Companies have just now figured out that we don't all hate each other, and think they can sell us products and articles and lifestyle brands with this weird bumper sticker "you go girl!" version of feminism. Tampons, newsletters, body wash, jeans, iPhones: it's now incredibly easy for corporations to make commercials and campaigns about women accomplishing things (it's usually just like, a girl raising her hand in class or playing soccer on her period) set to some emo song's crescendo to get a wave of circle-jerk positive PR praising the company's feminist ideals.

The other side of this Elle Woods Effect is found in things ostensibly by women, for women. Scroll through your Twitter feed and look at headlines: female world leaders are ballers, Selena Gomez posting pictures on Instagram is an epic clapback, drone strikes are what, #MotivationMonday? Just look at The Skimm, the infamous daily newsletter for women which tries to package world events into tiny bites so our little peanut brains can understand, regularly reducing incredibly horrific things to…this:

Messy, sisters! Don't you hate it when your Becca Opal highlight smashes in your makeup bag? That's basically what happened when one of the biggest ecological disasters of the century unfolded in South Dakota, ruining thousands of lives instantly! #SMH!

To be clear, there's no issue using the cute, affection terms with our friends — I've commented some form of YAAAS OMG on virtually every Instagram I've ever seen. But in media, it's just not sincere. In fact, it's cynical as hell to take something nice and turn it into a movement to sell things. I guess I just don't understand why things can't be regular. We can't get regular coverage of people, places or things without some kind of candy-coated slant for our stupid Girl Brains.

I think this weird, sugary way of talking about women and the things we do has contributed to another trend: the increasingly popular idea that everything women do is great and criticizing them is therefore bad and unsisterly. As an editor, it's virtually impossible for me to publish something negative about a woman, however valid the criticism and however famous and powerful the woman, without eliciting this reaction.

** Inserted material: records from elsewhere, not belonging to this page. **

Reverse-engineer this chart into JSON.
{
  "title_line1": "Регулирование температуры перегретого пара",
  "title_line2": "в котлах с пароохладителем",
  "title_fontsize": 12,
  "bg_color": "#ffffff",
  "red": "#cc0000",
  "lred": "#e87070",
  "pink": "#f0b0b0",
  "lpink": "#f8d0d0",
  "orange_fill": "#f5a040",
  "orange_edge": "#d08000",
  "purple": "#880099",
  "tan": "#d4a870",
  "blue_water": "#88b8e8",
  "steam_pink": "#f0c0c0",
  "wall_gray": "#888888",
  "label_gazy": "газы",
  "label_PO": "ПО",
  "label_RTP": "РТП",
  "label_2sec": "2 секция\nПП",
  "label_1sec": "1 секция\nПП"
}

Babe gets it all the time: we've debunked beauty influencers' dangerous claims about dietary supplements, gave feedback on assorted celebrities' job performances, and told a YouTuber to stop being a pedophile. And what did each story's social media comments have in common? Accusations of tearing women down for calling them any less than a Kween. Women who point out the obvious flaws in other women are trapped in a revolving door of internalized misogyny, traitors to our own gender.

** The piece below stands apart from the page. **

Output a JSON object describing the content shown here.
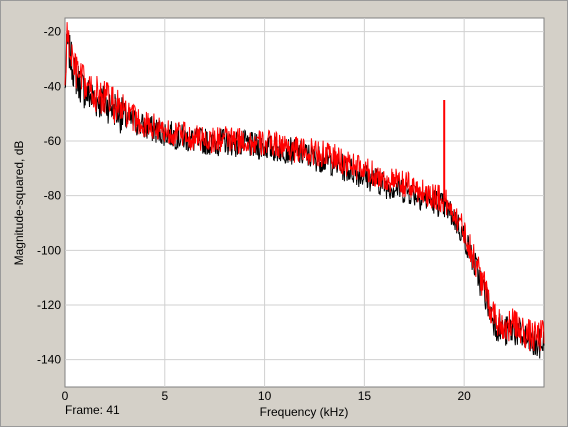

It goes the other way, too. Remember at the Olympics when Kim Jong Un's sister was called a sassy queen of shade?! That bitch literally runs gulags and people acted like she just lit up Kim K via an Insta Story.

Hillary Clinton obviously faced countless obstacles because she's a woman — but instead of focusing on dismantling actual gendered attacks (pantsuits, makeup, how much she fucking smiles), rabid girlbosses claim every criticism wouldn't exist had she been a man. No male politician's appearance would ever be mocked and scrutinized like Clinton's, we were told, while on Twitter everyone was cracking jokes about Trump's spray-tanned fat ass and assorted wig accoutrement.

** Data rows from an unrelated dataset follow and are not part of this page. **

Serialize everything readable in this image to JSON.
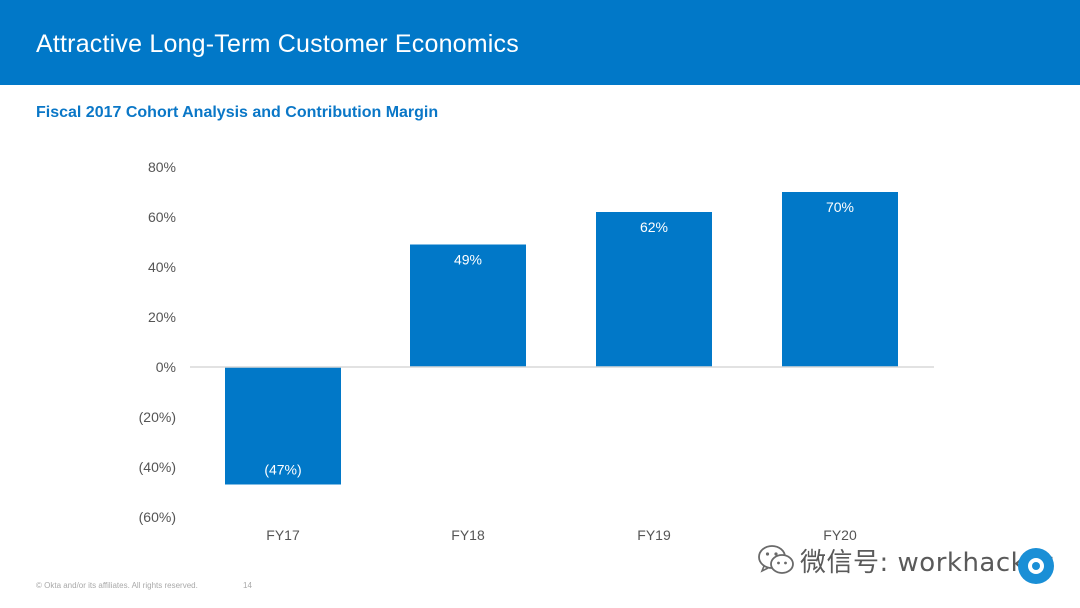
{
  "header": {
    "title": "Attractive Long-Term Customer Economics"
  },
  "subtitle": "Fiscal 2017 Cohort Analysis and Contribution Margin",
  "colors": {
    "header_bg": "#0178c8",
    "bar": "#0178c8",
    "subtitle": "#0a77c7",
    "axis_text": "#555555"
  },
  "chart_data": {
    "type": "bar",
    "title": "Fiscal 2017 Cohort Analysis and Contribution Margin",
    "categories": [
      "FY17",
      "FY18",
      "FY19",
      "FY20"
    ],
    "values": [
      -47,
      49,
      62,
      70
    ],
    "data_labels": [
      "(47%)",
      "49%",
      "62%",
      "70%"
    ],
    "xlabel": "",
    "ylabel": "",
    "ylim": [
      -60,
      80
    ],
    "yticks": [
      80,
      60,
      40,
      20,
      0,
      -20,
      -40,
      -60
    ],
    "ytick_labels": [
      "80%",
      "60%",
      "40%",
      "20%",
      "0%",
      "(20%)",
      "(40%)",
      "(60%)"
    ],
    "grid": false,
    "zero_line": true
  },
  "footer": {
    "copyright": "© Okta and/or its affiliates. All rights reserved.",
    "page_number": "14"
  },
  "watermark": {
    "text": "微信号: workhacker",
    "icon": "wechat-icon"
  },
  "logo": {
    "icon": "okta-logo-icon"
  }
}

The problem is, if everything's a slay, nothing's a slay. If everything a semi-famous woman does on Twitter when faced with valid criticism of their TV show or under-fire company is afforded the adulation due to a girl who stood up to the Taliban or a woman who spent 20 years fighting human traffickers on the Mexican border or survived the Holocaust, aren't we all just patronizing each other?

We can still turn the tide on this before we all completely slip down the Girl Boss slope. The next time Facebook pushes you "67 Times Nancy Pelosi Slayed ICE Live On Air, As Told By NeNe Leaks Quotes", think about whether you are being told a legitimate story about a brilliant woman, or being talked down to. If it's the first one, congratulate said woman in a normal, non-patronizing way. You know, just like we would a man.